A student came to me after class and said, “You know, Mr. McDonald, it just hit me. I thought I was working hard, but I realize now… I’ve been learning how to float instead of learning how to swim.”

I had not heard that metaphor before, so I asked him to elaborate. “I didn’t start choir until sophomore year, so I was so focused on learning how to survive that I failed to really focus on my technique. I’ve just been worried about not being wrong, so I’ve been working to blend in. Sure, I’m not sticking out negatively, but I feel like I’m not growing, either.”

We all have students who are learning to float rather than learning to swim. They are trying to “survive” by doing just enough to avoid negative attention. There is a big difference between not doing anything wrong, and doing something right. The absence of a negative is not a positive, but starting point for positive behavior to begin.

We’ve all heard the phrase “sink or swim,” but that is a false binary. There’s something between the two that is neither failure or progress, and that is FLOATING.

With any choir activity or singing technique, imagine grading the performance by placing it into one of three columns: SINK, FLOAT, or SWIM.

SINK: poor, negligent, or disruptive behaviors
FLOAT: doing “OK” or getting by – nothing wrong, but not working towards developing skill or technique
SWIM: actively engaged, working towards development of consistent skill/technique (mistakes here are A-OK!)

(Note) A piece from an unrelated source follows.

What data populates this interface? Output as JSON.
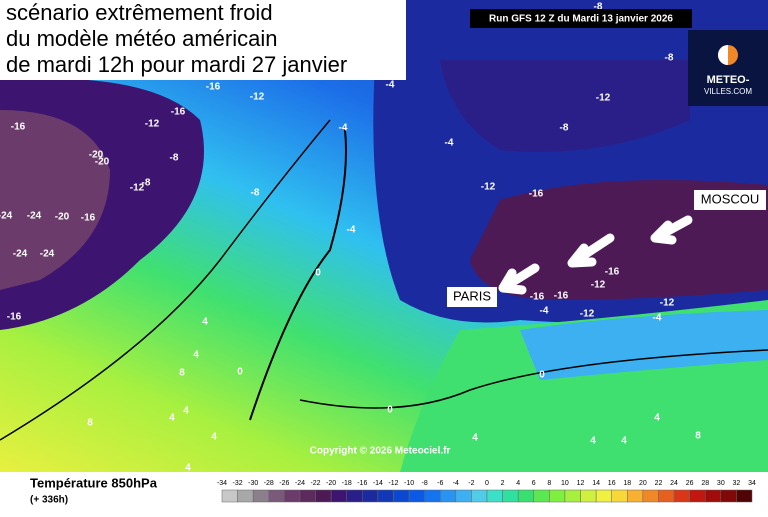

Because the saying is “sink or swim,” is it possible that some students mistake floating for swimming? When they can understand SINK, FLOAT, or SWIM, they can be made aware of more levels of engagement, and thus understand that just because you are asking MORE of them, doesn’t mean they were “doing it wrong.” They could do it more actively and BETTER. And remember: swimming can tire a person out. Everyone needs to float occasionally to catch their breath.